À Bordeaux, la gauche veut interdire la charité si elle n’est pas financée par nos impôts
Le PS Gironde appelle au boycott de la Nuit du Bien Commun du 10 décembre : une soirée 100 % privée où des Bordelais donnent volontairement leur argent pour nourrir les SDF, aider les femmes battues, accompagner les handicapés et les personnes âgées.
À Bordeaux, la règle est limpide :
- Quand la mairie de Pierre Hurmic prélève nos impôts de force pour subventionner des associations promouvant l’immigration sans filtre, l’idéologie de genre dans les écoles, le militantisme transactiviste auprès des enfants ou l’écologie punitive : c’est « solidaire ».
- Quand des citoyens donnent librement à des causes universelles : c’est « une offensive réactionnaire » à interdire d’urgence.
• Pierre Hurmic l’a écrit noir sur blanc le 18 mai dans Le Monde : « La charité, aussi généreuse soit-elle, ne saurait se substituer à la justice sociale. » Traduction : Pierre Hurmic pense qu'aider les pauvres avec notre cœur est un danger, mais qu'avec nos impôts forcés, c’est une vertu.
• Thomas Cazenave l’a martelé le 20 mai : « Rien ne justifie que Monsieur Stérin se place au-dessus des lois de la République. » Traduction : Thomas Cazenave, trop occupé à traquer une personne qui a réussi grâce à son travail, ferme les yeux sur les Français qui tombent dans la précarité.
➡️ Au fond, ce boycott ne vise pas seulement un gala. Il vise l’idée même qu’un Bordelais puisse aider son prochain sans l’autorisation de l’État. C’est cette liberté de donner, héritée de siècles de générosité privée, que la gauche veut aujourd’hui faire disparaître.

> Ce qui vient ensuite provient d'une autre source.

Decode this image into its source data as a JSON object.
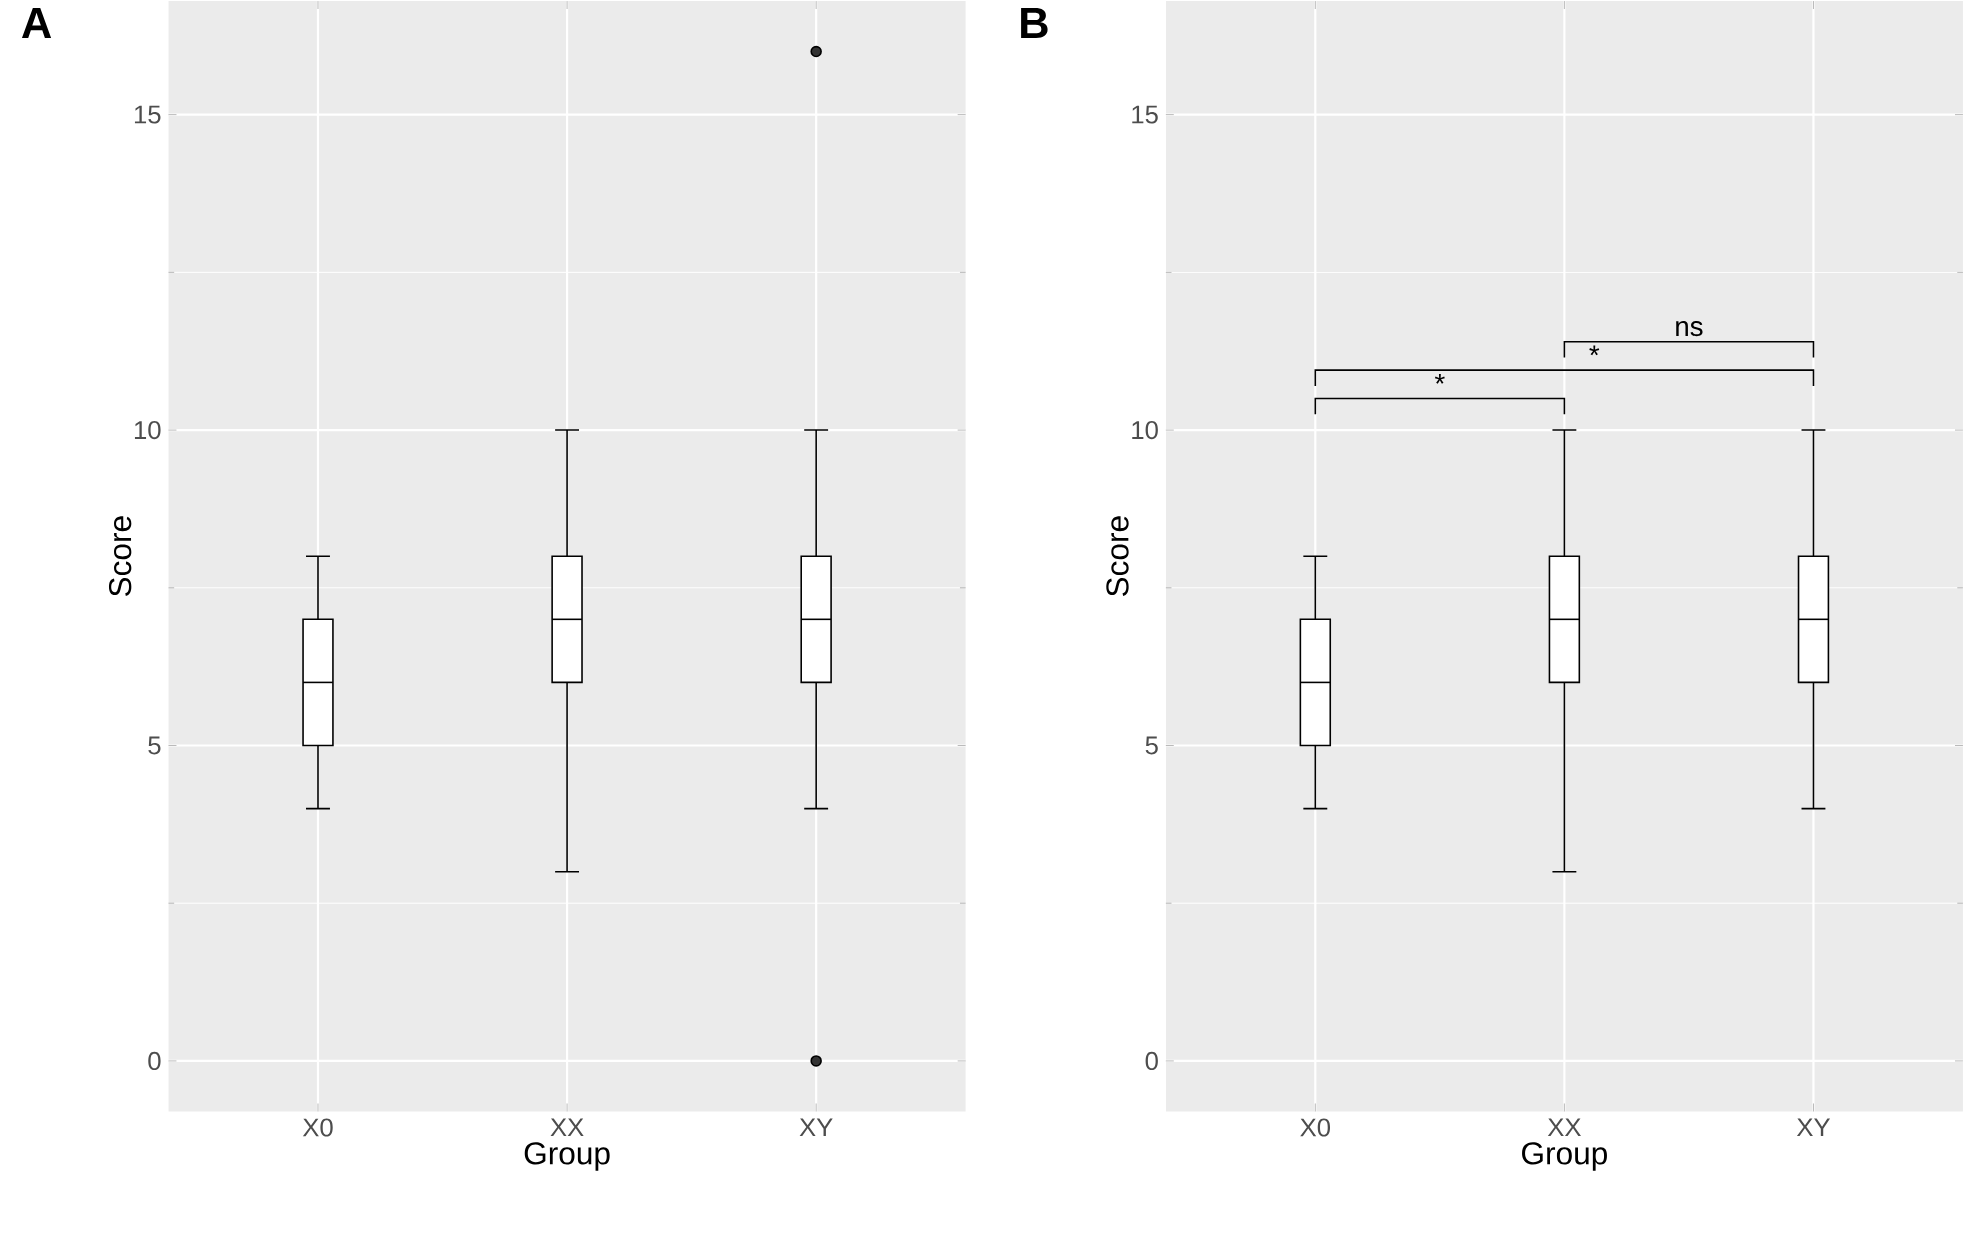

➡️ Chez Reconquête, nous disons stop à cette hypocrisie. La vraie générosité n’a pas besoin du fisc ni de l’aval du PS.
Rendez-vous le 10 décembre au Palais de la Bourse. Et rendez-vous en 2026, pour que notre ville de Bordeaux protège ses vulnérables sans leur demander leur bulletin de vote.
Car la charité n’est pas un monopole de gauche. C’est notre bien commun.